Wes Anderson’s meticulous, highly stylized worlds are particularly suited to stop-motion animation, the most meticulous and stylized form of animation. It’s no coincidence that one of Anderson’s best films is The Fantastic Mr. Fox, his first attempt at stop-motion, and now he follows up Fox with another animated animal tale, Isle of Dogs. It’s an eye-popping art extravaganza, with Anderson’s detailed sets devoted to actual mountains of trash, as most of the story takes place on an actual trash island. It’s a testament to Anderson’s devotion to whimsy that even heaps of garbage seem magical and filthy mutts scrapping over maggoty food elicits an “awwww” as puffs of cotton-ball dust rise from the fight.
Set in the near-ish future of 2030, Isle of Dogs takes place in the fictional Japanese city of Megasaki, where “dog flu” has run rampant, turning beloved pets into public health risks thanks to “snout fever” and increasingly aggressive behavior. The cat-loving Mayor Kobayashi (Kunichi Nomura) bans all dogs to Trash Island, but his nephew, Atari (Koyu Rankin), commandeers a rickety plane and flies to Trash Island to rescue his bodyguard dog, Spots. Upon crashing on the island, a pack of dogs adopt Atari and vow to help him find Spots. The dogs are: Rex (Edward Norton), King (Bob Balaban), Boss (Bill Murray), Duke (Jeff Goldblum), and a stray who tags along, Chief (Bryan Cranston).
Isle of Dogs is undeniably cute, and if you’ve ever loved a dog, I guarantee you won’t make it through with dry eyes. (Although it is also blatant anti-cat propaganda, supported by Big Dog, and I reject the implication that cats are the pet of choice of evil people everywhere.) But if you’re looking at that cast list and spotting a problem, then congratulations, you saw the sticky wicket that Wes Anderson did not (which is kind of amazing as he has been in this culturally sensitive area before with The Darjeeling Limited). Even including Kunichi Nomura in the story process—along with Roman Coppola and Jason Schwartzman—isn’t proof against Anderson stepping into culturally appropriative waters. You can (and should) read more about that here, here, here, and here.

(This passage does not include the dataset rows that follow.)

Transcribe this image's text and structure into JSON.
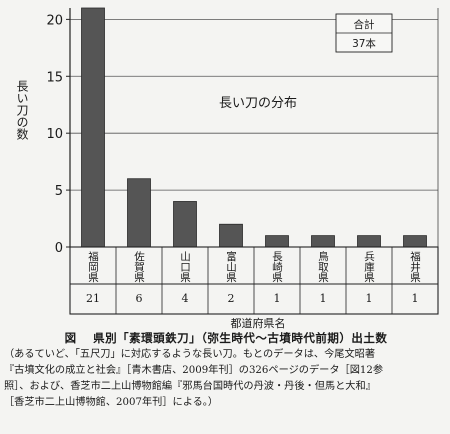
{
  "chart_data": {
    "type": "bar",
    "title": "長い刀の分布",
    "ylabel": "長い刀の数",
    "xlabel": "都道府県名",
    "categories": [
      "福岡県",
      "佐賀県",
      "山口県",
      "富山県",
      "長崎県",
      "鳥取県",
      "兵庫県",
      "福井県"
    ],
    "values": [
      21,
      6,
      4,
      2,
      1,
      1,
      1,
      1
    ],
    "value_labels": [
      "21",
      "6",
      "4",
      "2",
      "1",
      "1",
      "1",
      "1"
    ],
    "ylim": [
      0,
      21
    ],
    "yticks": [
      0,
      5,
      10,
      15,
      20
    ],
    "grid": true,
    "bar_color": "#555555",
    "total": {
      "label": "合計",
      "value": "37本",
      "position": "top-right"
    }
  },
  "caption": {
    "label": "図",
    "title": "県別「素環頭鉄刀」（弥生時代～古墳時代前期）出土数",
    "lines": [
      "（あるていど、「五尺刀」に対応するような長い刀。もとのデータは、今尾文昭著",
      "『古墳文化の成立と社会』［青木書店、2009年刊］の326ページのデータ［図12参",
      "照］、および、香芝市二上山博物館編『邪馬台国時代の丹波・丹後・但馬と大和』",
      "［香芝市二上山博物館、2007年刊］による。）"
    ]
  }
}
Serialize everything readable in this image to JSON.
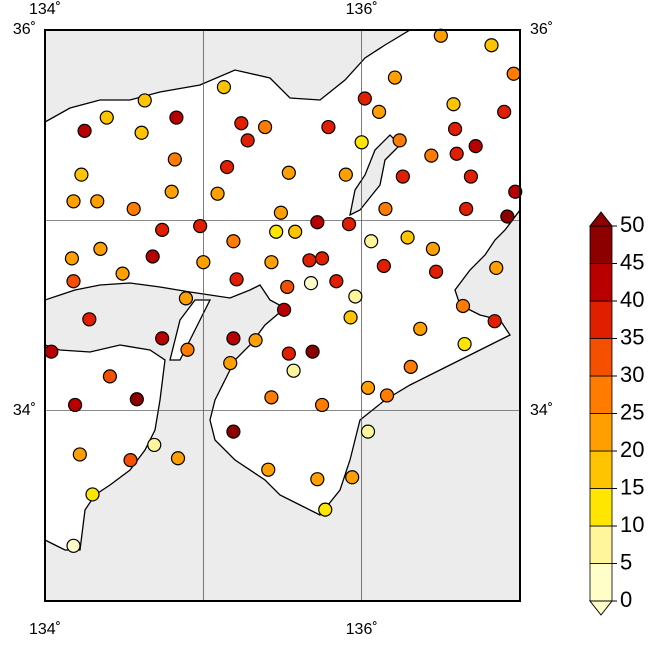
{
  "chart_data": {
    "type": "scatter",
    "xlim": [
      134,
      137
    ],
    "ylim": [
      33,
      36
    ],
    "xticks": [
      {
        "value": 134,
        "label": "134˚"
      },
      {
        "value": 135,
        "label": null
      },
      {
        "value": 136,
        "label": "136˚"
      }
    ],
    "yticks": [
      {
        "value": 34,
        "label": "34˚"
      },
      {
        "value": 35,
        "label": null
      },
      {
        "value": 36,
        "label": "36˚"
      }
    ],
    "grid": true,
    "x": [
      136.5,
      136.82,
      136.96,
      136.21,
      136.58,
      136.9,
      136.02,
      136.11,
      135.13,
      134.63,
      134.39,
      134.83,
      134.25,
      134.61,
      135.24,
      135.39,
      135.79,
      135.28,
      136.24,
      136.59,
      136.72,
      136.6,
      136.0,
      136.44,
      134.82,
      135.15,
      135.54,
      135.9,
      136.26,
      134.23,
      136.69,
      136.97,
      134.18,
      134.33,
      134.8,
      135.09,
      134.56,
      135.49,
      136.15,
      136.66,
      136.92,
      135.72,
      135.92,
      134.98,
      134.74,
      135.46,
      134.35,
      135.19,
      135.58,
      136.06,
      136.29,
      136.45,
      134.68,
      135.0,
      135.43,
      135.67,
      135.75,
      134.17,
      135.84,
      136.85,
      136.14,
      136.47,
      134.18,
      134.49,
      135.21,
      135.53,
      135.68,
      135.96,
      136.64,
      134.89,
      134.28,
      135.51,
      135.93,
      136.37,
      136.84,
      134.04,
      134.74,
      135.19,
      134.9,
      135.33,
      135.54,
      135.69,
      136.65,
      134.41,
      135.17,
      135.57,
      134.58,
      136.31,
      136.04,
      135.43,
      134.19,
      135.75,
      136.16,
      135.19,
      134.22,
      134.54,
      134.69,
      136.04,
      134.84,
      135.41,
      135.72,
      135.94,
      134.3,
      135.77,
      134.18
    ],
    "y": [
      35.97,
      35.92,
      35.77,
      35.75,
      35.61,
      35.57,
      35.64,
      35.57,
      35.7,
      35.63,
      35.54,
      35.54,
      35.47,
      35.46,
      35.51,
      35.49,
      35.49,
      35.42,
      35.42,
      35.48,
      35.39,
      35.35,
      35.41,
      35.34,
      35.32,
      35.28,
      35.25,
      35.24,
      35.23,
      35.24,
      35.23,
      35.15,
      35.1,
      35.1,
      35.15,
      35.14,
      35.06,
      35.04,
      35.06,
      35.06,
      35.02,
      34.99,
      34.98,
      34.97,
      34.95,
      34.94,
      34.85,
      34.89,
      34.94,
      34.89,
      34.91,
      34.85,
      34.81,
      34.78,
      34.78,
      34.79,
      34.8,
      34.8,
      34.68,
      34.75,
      34.76,
      34.73,
      34.68,
      34.72,
      34.69,
      34.65,
      34.67,
      34.6,
      34.55,
      34.59,
      34.48,
      34.53,
      34.49,
      34.43,
      34.47,
      34.31,
      34.38,
      34.38,
      34.32,
      34.37,
      34.3,
      34.31,
      34.35,
      34.18,
      34.25,
      34.21,
      34.06,
      34.23,
      34.12,
      34.07,
      34.03,
      34.03,
      34.08,
      33.89,
      33.77,
      33.74,
      33.82,
      33.89,
      33.75,
      33.69,
      33.64,
      33.65,
      33.56,
      33.48,
      33.29
    ],
    "values": [
      22,
      17,
      27,
      22,
      17,
      37,
      37,
      22,
      17,
      17,
      17,
      42,
      42,
      17,
      37,
      27,
      37,
      37,
      27,
      37,
      42,
      37,
      12,
      27,
      27,
      37,
      22,
      22,
      37,
      17,
      37,
      42,
      22,
      22,
      22,
      22,
      27,
      22,
      27,
      37,
      47,
      42,
      37,
      37,
      37,
      12,
      22,
      27,
      17,
      7,
      17,
      22,
      42,
      22,
      22,
      37,
      37,
      22,
      37,
      22,
      37,
      37,
      32,
      22,
      37,
      32,
      3,
      7,
      27,
      22,
      37,
      42,
      17,
      22,
      37,
      42,
      42,
      42,
      27,
      22,
      37,
      47,
      12,
      32,
      22,
      7,
      47,
      27,
      22,
      27,
      42,
      27,
      27,
      47,
      22,
      32,
      7,
      7,
      22,
      22,
      22,
      22,
      12,
      12,
      3
    ],
    "colorbar": {
      "lim": [
        0,
        50
      ],
      "ticks": [
        0,
        5,
        10,
        15,
        20,
        25,
        30,
        35,
        40,
        45,
        50
      ],
      "colors": [
        "#fffdc8",
        "#fff59a",
        "#ffe600",
        "#ffc400",
        "#ffa000",
        "#ff7c00",
        "#f55000",
        "#e01e00",
        "#b80000",
        "#8c0000"
      ],
      "under_color": "#fffdc8",
      "over_color": "#8c0000"
    }
  }
}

When I first raised the issue of appropriation in Dogs, the response was very unsympathetic. Partially due to the cult of personality surrounding professional twee person Anderson, and partially because “it’s just a cartoon”. Sure. No one is asking anyone to die on the front lines over this. Just maybe think about it. Think about how Anderson’s obvious influences—Kurosawa, Shōwa-era propaganda imagery and ukiyo-e art, Kabuki, Miyazaki, and, probably, a Japanese commercial Anderson saw in 1989—impact his visuals and storytelling, but also how those influences do not extend beyond the surface.
Nomura’s creative involvement and Anderson’s obviously sincere and loving homage to Japanese visual culture is meant to be proof against criticism, but Anderson’s obsession with detail and visual, while rendering beautiful films with that famously symmetrical framing, makes him the wrong filmmaker to tell stories in someone else’s land. Anderson films are a fantasia of his own making, a meticulously miniaturized microcosm of fancy—let’s call it Andersonia—and his magpie tendency to borrow and refashion make him the wrong filmmaker to visit other, actually existing cultural lands. There are ways to homage Kurosawa and Miyazaki that do not involve a white foreign exchange student (voiced by Greta Gerwig) lecturing all the Japanese people around her on how to be better activists, but Anderson does not find that way in Dogs, because that is a scene that actually happens, multiple times.
Isle of Dogs is charming, and of course, beautifully rendered. It’s enjoyable! But we can still acknowledge when things we enjoy are imperfect, and Dogs is plagued by a culture problem. Anderson’s appropriation is done with real love and affection, but it is still appropriation. And since all Wes Anderson films happen within Andersonia, there is no real engaging with that appropriation. There are only (intensely detailed) images, and a story that doesn’t actually rely on those images to work—Dogs could be set anywhere, it could be in an entirely make-believe land, and not miss a beat. The craft is undeniable, the dogs irresistible, and the story sincere, but Isle of Dogs is still guilty of appropriation.